Deena, Miss Recently Repped

7 comments:

amuse me said...

This goes for adults too -- maybe that's sad to admit. But I never would have read Margaret Atwood's except for the fact the cover of The Blind Assassin caught my eye. She is a wonderful, insightful author and the cover is what got me started. I guess we do judge a book by its cover sometimes.

Ghost Girl (aka, Mary Ann) said...

Great post, Deena! I can't think of a book right now...maybe that's because I passed on them too! (probably not--more likely is the request for revision that's got my brain muddled!)

D. Moonfire said...

Sadly, I judge books by their cover. Mainly as I'm walking down the book store and see something that fits my preferences (blue and green covers, anything sketched verses photographs).

I remember the cover to "So You Want to Be a Wizard" the first time, which had the most horrid of covers. The reprints were a lot more dynamic and enjoyable. Bunnicula was also pretty boring, but I read it because in that day and age, I just started at one end of the shelf and started reading the library. :)

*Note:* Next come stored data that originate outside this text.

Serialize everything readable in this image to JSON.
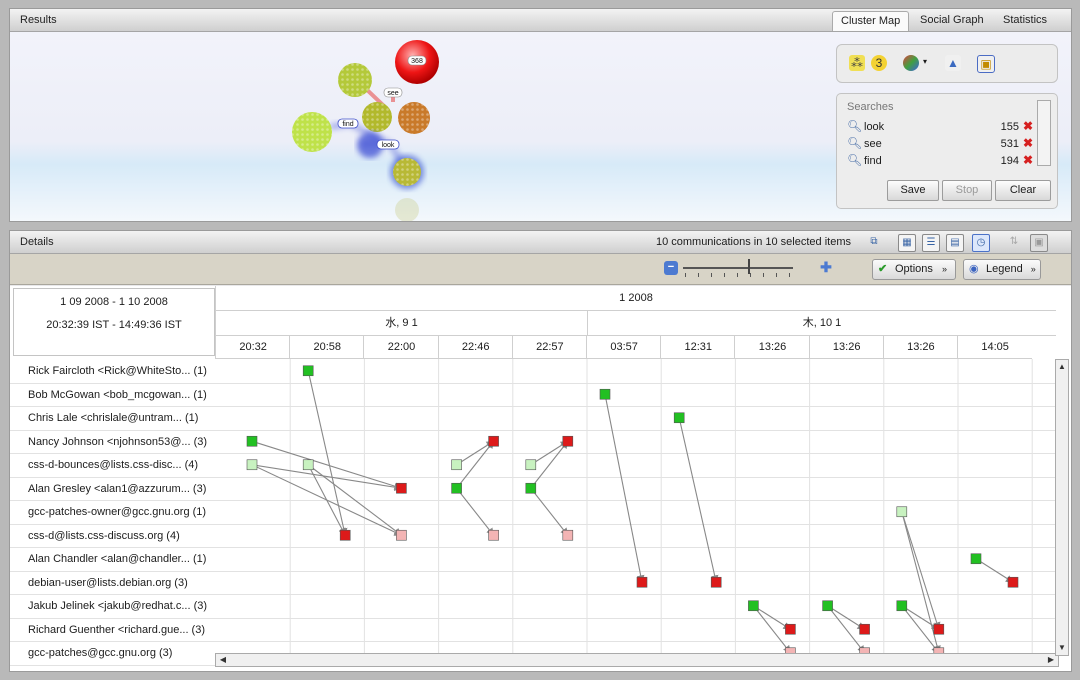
{
  "results": {
    "title": "Results",
    "tabs": [
      "Cluster Map",
      "Social Graph",
      "Statistics"
    ],
    "active_tab": "Cluster Map",
    "cluster_labels": [
      "368",
      "see",
      "find",
      "look"
    ],
    "searches": {
      "title": "Searches",
      "items": [
        {
          "term": "look",
          "count": "155"
        },
        {
          "term": "see",
          "count": "531"
        },
        {
          "term": "find",
          "count": "194"
        }
      ]
    },
    "buttons": {
      "save": "Save",
      "stop": "Stop",
      "clear": "Clear"
    }
  },
  "details": {
    "title": "Details",
    "summary": "10 communications in 10 selected items",
    "options_label": "Options",
    "legend_label": "Legend",
    "date_range": "1 09 2008 - 1 10 2008",
    "time_range": "20:32:39 IST - 14:49:36 IST",
    "month_label": "1 2008",
    "days": [
      "水, 9 1",
      "木, 10 1"
    ],
    "times": [
      "20:32",
      "20:58",
      "22:00",
      "22:46",
      "22:57",
      "03:57",
      "12:31",
      "13:26",
      "13:26",
      "13:26",
      "14:05"
    ],
    "rows": [
      "Rick Faircloth <Rick@WhiteSto... (1)",
      "Bob McGowan <bob_mcgowan... (1)",
      "Chris Lale <chrislale@untram... (1)",
      "Nancy Johnson <njohnson53@... (3)",
      "css-d-bounces@lists.css-disc... (4)",
      "Alan Gresley <alan1@azzurum... (3)",
      "gcc-patches-owner@gcc.gnu.org (1)",
      "css-d@lists.css-discuss.org (4)",
      "Alan Chandler <alan@chandler... (1)",
      "debian-user@lists.debian.org (3)",
      "Jakub Jelinek <jakub@redhat.c... (3)",
      "Richard Guenther <richard.gue... (3)",
      "gcc-patches@gcc.gnu.org (3)"
    ],
    "colors": {
      "sender": "#22c022",
      "sender_light": "#c8f2c0",
      "receiver": "#dd1a1a",
      "receiver_light": "#f3b4b4"
    }
  }
}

I also remember "A Wind in the Willow" being a confusing cover.

Though, the "Wizard of Earthsea" (okay, not YA really but I read it then) had a very bland cover, I think a woodcut or something, and I thought it was going to be a terrible book (and it ended up being my favorite until I read Paksenarrion which it is tied for my favorite).

DeenaML said...

Meryl -- Yes, you're right -- adult books, too! I've heard that red and yellow covers tend to sell now.

Ghost -- revision request?????!!!!!???? More details!

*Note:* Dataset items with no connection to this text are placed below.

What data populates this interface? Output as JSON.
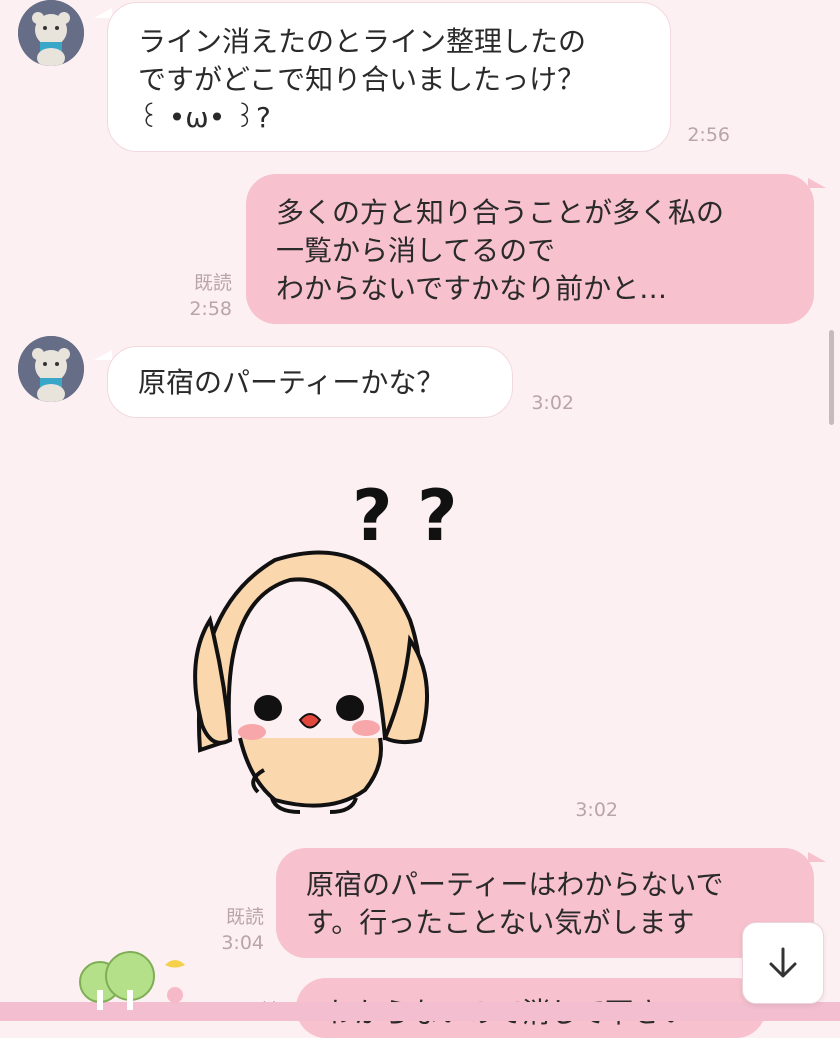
{
  "messages": [
    {
      "type": "received",
      "text": "ライン消えたのとライン整理したの\nですがどこで知り合いましたっけ？\n꒰ •ω• ꒱?",
      "time": "2:56"
    },
    {
      "type": "sent",
      "text": "多くの方と知り合うことが多く私の\n一覧から消してるので\nわからないですかなり前かと…",
      "read": "既読",
      "time": "2:58"
    },
    {
      "type": "received",
      "text": "原宿のパーティーかな？",
      "time": "3:02"
    },
    {
      "type": "sticker",
      "marks": "? ?",
      "time": "3:02"
    },
    {
      "type": "sent",
      "text": "原宿のパーティーはわからないで\nす。行ったことない気がします",
      "read": "既読",
      "time": "3:04"
    },
    {
      "type": "sent",
      "text": "わからないので消して下さい",
      "read": "既読",
      "time": ""
    }
  ],
  "icons": {
    "avatar": "teddy-bear-avatar",
    "scroll_down": "arrow-down-icon"
  },
  "colors": {
    "background": "#fdf0f3",
    "sent_bubble": "#f7c1ce",
    "received_bubble": "#ffffff",
    "meta_text": "#b9a4ab"
  }
}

d. -- BUNNICULA is a horribly boring cover! But those books were fab when I was a kid. I think I judged a book by its cover LESS as a kid and MORE as a recommendation (since the James Howe books were all recommended to me by my librarian).

Kate Fall said...

My daughter's recent paperback copy of Bunnicula has a great cover with red drippy blood font. I love seeing how covers change over time. My daughter's into the Judy Blume Fudge books now. I checked out an older copy of SuperFudge ... oh, the cover was AWFUL. The parents looked like fat hippies. Nobody would pick it up if they didn't already know what they'd be getting.

And I've rejected reading books because I don't like the FONT on the cover. I hope my future books don't get Comic Sans or something.

GG, I want to hear about the revision request too!!

D. Moonfire said...

I found that I'm pickier about a book via its cover the larger the stack of books I want to read is. :) When it is empty... I think, haven't had that in years, I'll grab any old book based on random finger selection, but when it hits the one meter mark, it needs pretty colors. :)

I just republished one of my books (on a different byline) and font was one of those things people gave me feedback on. Ended up going with something I don't like, but looked MUCH better than what I picked. :) And just because people said they wanted to judge it by its cover.

Emily Marshall said...

I hear yea, it's sad by true. I have to pick books to display that have better covers. They will get picked up more.

And I'm probably the worst out of the bunch. I try not to judge a book by it's cover. But it's really hard not to let it enter your brain when browsing for books. Pretty covers always stick out.